Results: An average of 1861 photographs and 237 graphics were assessed with 82% (1518± 25.11) of photos and 97% (231± 24.45) of graphics categorized as Fitzpatrick I-II, 12% of photos (220±9.57) and 2% (5± 2) as Fitzpatrick III-IV, and 7% (124± 2.64) of photos and 1% (2± 0.31) of graphics as Fitzpatrick V-VI. A one-way ANOVA with a Tukey’s post-test demonstrates a statistical difference between images and graphics categorized as Fitzpatrick I-II and Fitzpatrick V-VI (P<0.001). Significance was maintained despite excluding benign and malignant skin chapters (P<0.001).

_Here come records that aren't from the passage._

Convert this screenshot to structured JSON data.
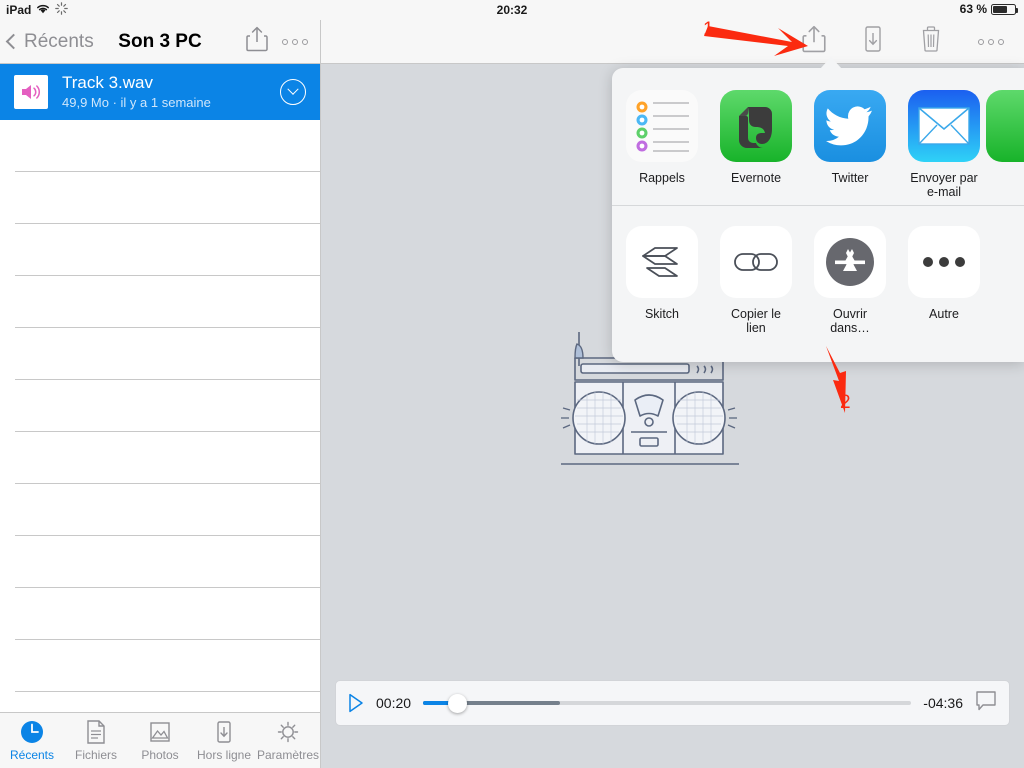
{
  "status_bar": {
    "device": "iPad",
    "wifi_icon": "wifi-icon",
    "sync_icon": "sync-activity-icon",
    "time": "20:32",
    "battery_percent": "63 %",
    "battery_icon": "battery-icon"
  },
  "sidebar": {
    "back_label": "Récents",
    "title": "Son 3 PC",
    "share_icon": "share-icon",
    "more_icon": "more-options-icon",
    "selected_file": {
      "name": "Track 3.wav",
      "details": "49,9 Mo · il y a 1 semaine",
      "type_icon": "audio-speaker-icon",
      "disclosure_icon": "chevron-down-circle-icon"
    },
    "empty_row_count": 12,
    "tabs": [
      {
        "label": "Récents",
        "icon": "clock-icon",
        "active": true
      },
      {
        "label": "Fichiers",
        "icon": "document-icon",
        "active": false
      },
      {
        "label": "Photos",
        "icon": "photo-icon",
        "active": false
      },
      {
        "label": "Hors ligne",
        "icon": "offline-download-icon",
        "active": false
      },
      {
        "label": "Paramètres",
        "icon": "gear-icon",
        "active": false
      }
    ]
  },
  "detail_toolbar": {
    "items": [
      {
        "name": "share-icon",
        "label": "Partager"
      },
      {
        "name": "save-to-device-icon",
        "label": "Enregistrer sur l'appareil"
      },
      {
        "name": "trash-icon",
        "label": "Supprimer"
      },
      {
        "name": "more-options-icon",
        "label": "Plus"
      }
    ]
  },
  "share_sheet": {
    "row1": [
      {
        "label": "Rappels",
        "icon": "reminders-icon"
      },
      {
        "label": "Evernote",
        "icon": "evernote-icon"
      },
      {
        "label": "Twitter",
        "icon": "twitter-icon"
      },
      {
        "label": "Envoyer par e-mail",
        "icon": "mail-icon"
      },
      {
        "label": "",
        "icon": "cutoff-green-app-icon"
      }
    ],
    "row2": [
      {
        "label": "Skitch",
        "icon": "skitch-icon"
      },
      {
        "label": "Copier le lien",
        "icon": "link-icon"
      },
      {
        "label": "Ouvrir dans…",
        "icon": "open-in-appstore-icon"
      },
      {
        "label": "Autre",
        "icon": "ellipsis-icon"
      }
    ]
  },
  "player": {
    "play_icon": "play-icon",
    "elapsed": "00:20",
    "remaining": "-04:36",
    "comment_icon": "comment-icon",
    "progress_percent": 7,
    "buffered_percent": 28
  },
  "annotations": [
    {
      "number": "1",
      "target": "share-icon",
      "color": "#fb2a10"
    },
    {
      "number": "2",
      "target": "open-in-appstore-icon",
      "color": "#fb2a10"
    }
  ],
  "background": {
    "illustration": "boombox-illustration"
  }
}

Conclusion: Our data reveals an opportunity to improve racial representation in resident education. When 76% of patients in the US are white and 13% are Black, our findings demonstrate both an unequal and unrepresentative distribution of photos of non-white patients. This is furthered by the vast overrepresentation of fairer skin tones in included graphics, which are not limited by patient presentation. The discussion of implicit bias is incomplete if it does not also consider ways such biases are perpetuated (e.g. images). Residency is a formative time in a surgeon’s career and exposure to an accurate reflection of our diverse patient population is imperative.